Die  Delegiertenversammlung der Landesärztekammer Hessen hat am 21. September 2022 die Streichung des Verbots der Ex-Post-Triage im Gesetzentwurf des Zweiten Gesetzes zur Änderung des Infektionsschutzgesetzes gefordert. In der einstimmig verabschiedeten Resolution forderten die Delegierten zudem eine Anpassung der fachlichen Voraussetzungen für die Zuteilung von Intensivbehandlungsplätzen im Vieraugenprinzip an die Realitäten.
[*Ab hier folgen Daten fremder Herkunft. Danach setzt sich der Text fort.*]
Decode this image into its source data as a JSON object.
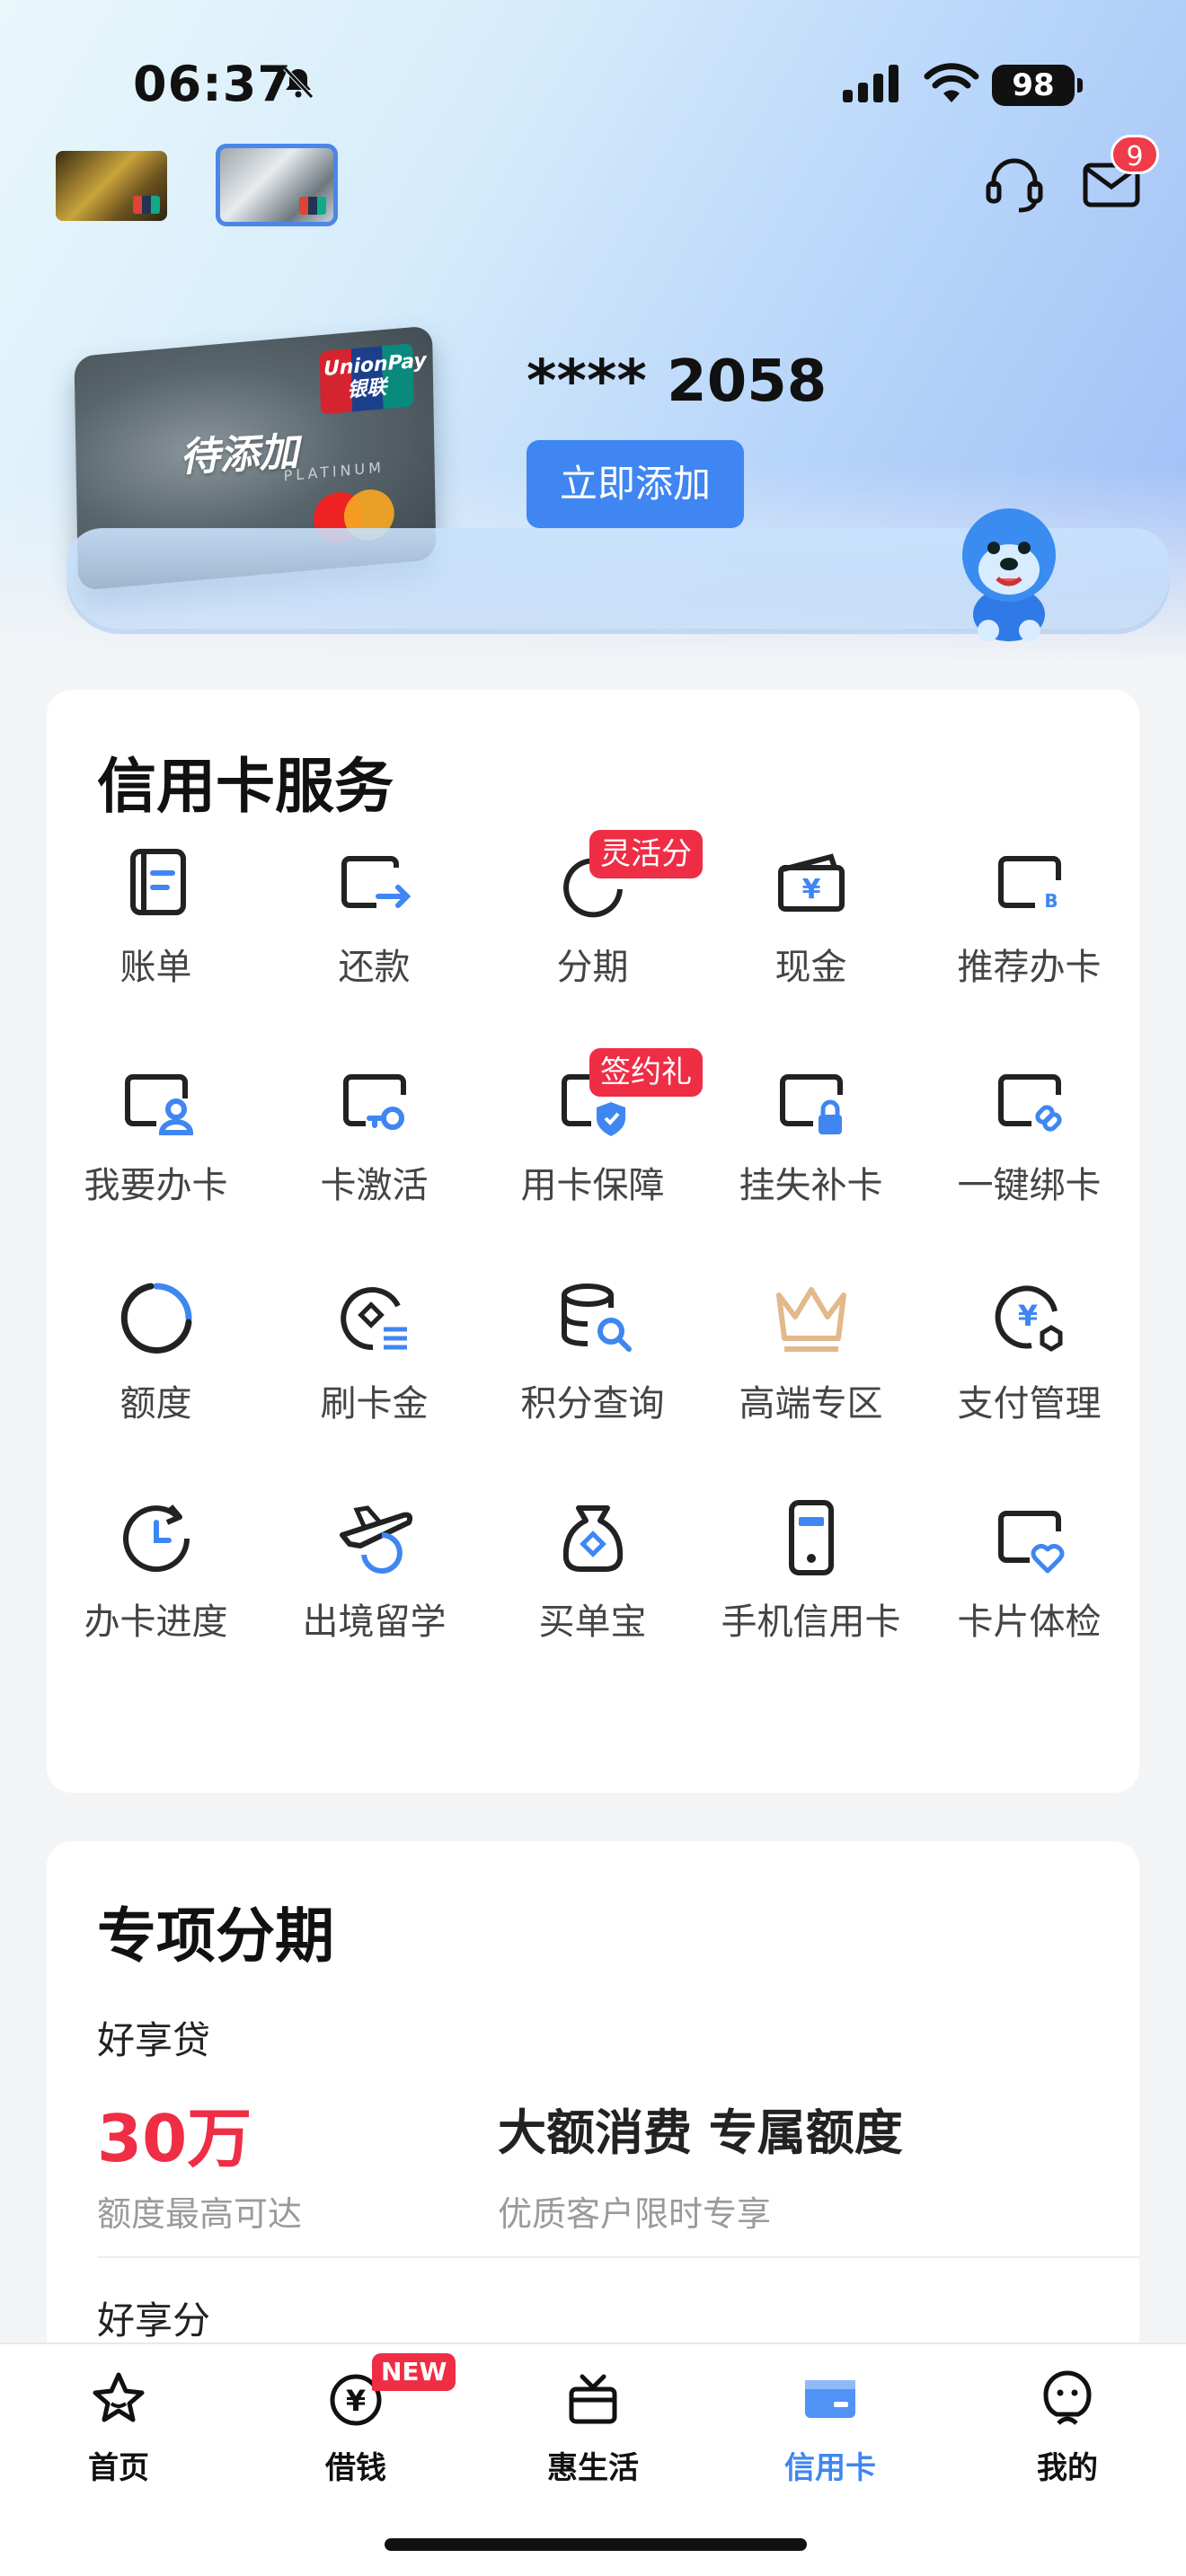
{
  "status_bar": {
    "time": "06:37",
    "battery": "98"
  },
  "header": {
    "message_badge": "9"
  },
  "card": {
    "pending_label": "待添加",
    "masked_number": "**** 2058",
    "add_button": "立即添加"
  },
  "services": {
    "title": "信用卡服务",
    "items": [
      {
        "label": "账单",
        "icon": "bill-icon"
      },
      {
        "label": "还款",
        "icon": "repay-icon"
      },
      {
        "label": "分期",
        "icon": "installment-icon",
        "tag": "灵活分"
      },
      {
        "label": "现金",
        "icon": "cash-icon"
      },
      {
        "label": "推荐办卡",
        "icon": "recommend-card-icon"
      },
      {
        "label": "我要办卡",
        "icon": "apply-card-icon"
      },
      {
        "label": "卡激活",
        "icon": "activate-card-icon"
      },
      {
        "label": "用卡保障",
        "icon": "card-protection-icon",
        "tag": "签约礼"
      },
      {
        "label": "挂失补卡",
        "icon": "lost-card-icon"
      },
      {
        "label": "一键绑卡",
        "icon": "bind-card-icon"
      },
      {
        "label": "额度",
        "icon": "credit-limit-icon"
      },
      {
        "label": "刷卡金",
        "icon": "swipe-reward-icon"
      },
      {
        "label": "积分查询",
        "icon": "points-query-icon"
      },
      {
        "label": "高端专区",
        "icon": "premium-crown-icon"
      },
      {
        "label": "支付管理",
        "icon": "payment-manage-icon"
      },
      {
        "label": "办卡进度",
        "icon": "progress-icon"
      },
      {
        "label": "出境留学",
        "icon": "travel-study-icon"
      },
      {
        "label": "买单宝",
        "icon": "bill-bag-icon"
      },
      {
        "label": "手机信用卡",
        "icon": "mobile-card-icon"
      },
      {
        "label": "卡片体检",
        "icon": "card-checkup-icon"
      }
    ]
  },
  "special": {
    "title": "专项分期",
    "product1": {
      "name": "好享贷",
      "amount": "30万",
      "amount_note": "额度最高可达",
      "slogan": "大额消费 专属额度",
      "slogan_note": "优质客户限时专享"
    },
    "product2": {
      "name": "好享分"
    }
  },
  "tabbar": {
    "tabs": [
      {
        "label": "首页",
        "icon": "star-icon"
      },
      {
        "label": "借钱",
        "icon": "yuan-coin-icon",
        "tag": "NEW"
      },
      {
        "label": "惠生活",
        "icon": "gift-box-icon"
      },
      {
        "label": "信用卡",
        "icon": "credit-card-icon",
        "active": true
      },
      {
        "label": "我的",
        "icon": "profile-icon"
      }
    ]
  },
  "colors": {
    "accent": "#3f86f2",
    "red": "#ef2d45"
  }
}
Die Delegierten befürchten, dass am Ende weniger Menschen überleben könnten, weil Ärztinnen und Ärzten juristisch die Hände gebunden würden. „Der Ausschluss der Ex-post-Triage führt dazu, dass die klinische Erfolgsaussicht eines Patienten als zentrales Kriterium der ärztlichen Entscheidung in Notlagen nicht mehr das wichtigste Bewertungskriterium ist.“

Zudem sehe der Gesetzentwurf für die Zuteilungsentscheidung im sinnvollen Vieraugenprinzip weitere Bedingungen an die ärztliche Personalbesetzung vor, die in vielen Kliniken insbesondere nachts und am Wochenende nicht zu gewährleisten und im zeitlichen Druck der Entscheidungsnotwendigkeit auch kaum zu erreichen sei:

„Sie ist einvernehmlich von zwei Ärztinnen oder Ärzten zu treffen, die
1. Fachärztinnen oder Fachärzte sind,
2. im Bereich Intensivmedizin praktizieren,
3. über mehrjährige Erfahrung im Bereich Intensivmedizin verfügen und
4. die von der Zuteilungsentscheidung betroffenen Patientinnen und Patienten unabhängig voneinander begutachtet haben.

Von den an der Zuteilungsentscheidung beteiligten Ärztinnen und Ärzten darf nur eine Ärztin oder ein Arzt in die unmittelbare Behandlung der von der Zuteilungsentscheidung betroffenen Patientinnen oder Patienten eingebunden sein. Ist eine Patientin oder ein Patient mit einer Behinderung oder einer Komorbidität von der Zuteilungsentscheidung betroffen, muss die Einschätzung einer hinzuzuziehenden Person berücksichtigt werden, durch deren Fachexpertise den besonderen Belangen dieser Patientin oder dieses Patienten Rechnung getragen werden kann.“

„Es ist inakzeptabel“, so die Delegierten, „gesetzliche Bedingungen zu schaffen, die kaum umsetzbar sind. Es ist ebenfalls inakzeptabel, Ärzten und Ärztinnen akut Entscheidungen abzuverlangen, die später in aller Ruhe am Schreibtisch beurteilt und strafrechtlich eingeordnet werden können.“ Die Delegiertenversammlung befürchtet daher unter diesen Voraussetzungen eine Abwanderung von Ärztinnen und Ärzten aus der Intensiv- und Notfallmedizin.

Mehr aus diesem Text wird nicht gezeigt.